GameRevolution: From what I understand, you’ve had a chance to try a variety of VR experiences. Of what you’ve tried, what’s been the most compelling VR experience?
Darude: Valve’s demo room in Seattle was definitely the coolest I’ve experienced. That life size blue whale staring at me while it was swimming by was beeeautiful!
GR: Has trying VR given you ideas for VR projects you might be interested in yourself? Do you envision your own music coming alive in new ways in a VR setting?
D: I’m definitely thinking about VR projects of my own. Either 360° video footage, augmented reality “trick” apps, to actual VR. I believe as an artist the content must be interesting and meaningful, as well as being useful and adding value.
GR: VR is clearly taking off with games, but its application across music and entertainment as a whole is not yet clear. From a broad perspective, how do you see VR impacting entertainment the most? Or maybe even society?
D: I think eventually VR will hugely affect society, kind of like how the internet has changed the world, or like an exponential continuation to all that. It’ll be interesting to see in general if it’ll be more virtual/artificial environment based, or augmented real environment based, or a mix of both.
I think making music in some sort of virtual application in a 3D studio space with various instruments, controllers and mixers hanging in mid-air, editing & arrangement done ‘Minority Report’ style etc will happen some day, but the demos I’ve seen so far are not exactly something to use professionally yet, nothing current desktop applications wouldn’t beat hands down, but everything in the digital world moves so fast, so who knows how quickly we’ll be hitting the studio with just putting VR glasses on? Before that there will probably be more and more virtual concerts at some point and related new kinds of fan-to-artist interaction, both virtual group meet & greets and one-on-one private meetings and as the VR studio tech gets up to speed, artist-to-artist virtual music making collaboration and even virtual live bands and performances get more common.
GR: Could you tell us a bit about what your experiences were like creating a sound pack for Counter Strike Global Offensive and remixing ‘Sandstorm’ for Angry Birds?
D: The Valve sound pack was definitely a nice challenge! I first made a piece of music that I thought would be recognizable as a Darude track, then took a look at the actual specs of the game music sound bites and edited the track to the needed length. Then I used various layers and parts of the track to create the different short parts like ’bomb planted’ and ‘won round’ etc. It was very interesting and I got a lot of good insight and help from the Valve team, Nathaniel especially.

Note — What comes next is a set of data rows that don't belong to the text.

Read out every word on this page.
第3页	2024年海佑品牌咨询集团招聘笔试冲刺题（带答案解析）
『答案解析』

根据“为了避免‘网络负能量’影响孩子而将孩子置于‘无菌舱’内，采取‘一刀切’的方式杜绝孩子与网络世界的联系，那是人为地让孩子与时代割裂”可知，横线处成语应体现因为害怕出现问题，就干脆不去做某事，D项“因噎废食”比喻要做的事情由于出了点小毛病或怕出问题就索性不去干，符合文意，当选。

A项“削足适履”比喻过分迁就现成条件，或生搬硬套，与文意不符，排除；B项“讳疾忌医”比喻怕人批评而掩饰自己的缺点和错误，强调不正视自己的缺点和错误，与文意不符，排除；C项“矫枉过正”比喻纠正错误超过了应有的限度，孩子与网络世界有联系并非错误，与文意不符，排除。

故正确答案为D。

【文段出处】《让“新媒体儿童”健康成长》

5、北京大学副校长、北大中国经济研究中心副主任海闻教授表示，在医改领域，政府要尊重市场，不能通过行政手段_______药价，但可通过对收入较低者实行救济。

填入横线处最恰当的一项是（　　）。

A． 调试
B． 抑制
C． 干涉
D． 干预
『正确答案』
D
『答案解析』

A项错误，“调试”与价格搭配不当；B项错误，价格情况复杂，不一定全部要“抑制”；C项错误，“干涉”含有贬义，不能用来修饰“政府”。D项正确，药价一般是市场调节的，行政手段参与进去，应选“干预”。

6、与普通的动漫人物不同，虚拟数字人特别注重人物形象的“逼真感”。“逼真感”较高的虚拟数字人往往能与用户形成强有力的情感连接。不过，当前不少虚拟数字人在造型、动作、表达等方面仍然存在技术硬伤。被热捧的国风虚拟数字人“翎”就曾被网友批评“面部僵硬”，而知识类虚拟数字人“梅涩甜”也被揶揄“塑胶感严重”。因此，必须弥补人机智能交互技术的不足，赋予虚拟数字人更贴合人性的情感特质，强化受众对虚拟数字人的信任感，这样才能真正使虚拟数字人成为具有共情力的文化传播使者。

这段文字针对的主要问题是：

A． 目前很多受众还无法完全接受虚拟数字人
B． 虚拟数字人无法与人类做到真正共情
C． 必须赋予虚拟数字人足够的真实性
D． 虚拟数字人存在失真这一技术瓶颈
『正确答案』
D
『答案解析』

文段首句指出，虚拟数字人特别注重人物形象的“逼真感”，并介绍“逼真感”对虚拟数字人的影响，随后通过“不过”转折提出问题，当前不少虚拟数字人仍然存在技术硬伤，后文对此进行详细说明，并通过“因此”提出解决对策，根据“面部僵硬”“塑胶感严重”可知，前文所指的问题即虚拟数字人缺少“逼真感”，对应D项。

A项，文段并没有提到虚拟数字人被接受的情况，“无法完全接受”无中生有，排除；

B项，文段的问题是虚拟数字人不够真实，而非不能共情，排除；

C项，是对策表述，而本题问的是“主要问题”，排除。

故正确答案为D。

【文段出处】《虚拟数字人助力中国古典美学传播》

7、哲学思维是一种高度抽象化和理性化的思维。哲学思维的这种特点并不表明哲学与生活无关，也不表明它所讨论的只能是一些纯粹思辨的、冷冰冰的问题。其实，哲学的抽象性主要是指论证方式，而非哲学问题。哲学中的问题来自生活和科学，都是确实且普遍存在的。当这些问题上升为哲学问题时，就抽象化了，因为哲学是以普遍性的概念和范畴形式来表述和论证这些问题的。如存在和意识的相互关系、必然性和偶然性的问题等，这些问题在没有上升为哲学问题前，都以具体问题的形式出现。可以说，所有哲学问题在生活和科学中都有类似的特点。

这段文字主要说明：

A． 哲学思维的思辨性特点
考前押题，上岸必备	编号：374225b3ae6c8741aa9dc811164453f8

I feel honoured to have played a part in the Finnish global phenomenon that the Angry Birds have become. Making the Sandstorm remix for Angry Birds Mighty League was probably the most giggle-inducing bunch of studio sessions I’ve ever done. I first thought the two tracks were so different that it’d be hard to mash them up, but in fact a good part of the main AB theme melody fits harmonically with Sandstorm really well with very few changes, so I got going pretty quickly. Already from the first demo the Rovio team told me they thought I was going in the right direction and with some conversation back and forth I got it done in no-time.
GR: Video games and music are inseparable, as most gaming experiences would be very much lessened without their soundtracks to set all kinds of moods. In your view, how might the relationship between videogames and music evolve or change with virtual reality?
D: Well, we’ve had 3D movies and sounds in them for a long time, but with its real time 360° nature I guess VR in general is so much more immersive, so the music and soundscapes will add to that even more. The aspect of being able to see & hear in an interactive real time 360° virtual situation where anything and everything can happen, that’s both exhilarating and scary at the same time. I mean, horror “live” situations instead of a “static” horror movie? How many heart attacks in the future will be triggered by a scary monster jumping at you when you turn to look over your shoulder?
GR: What was the coolest thing you saw at Valve?
D: It was hands down the VR demo room, but also seeing how they work and what kind of a very modern and cool and family oriented company they are, that was cool, too. Their in-house studios were pretty nifty, too!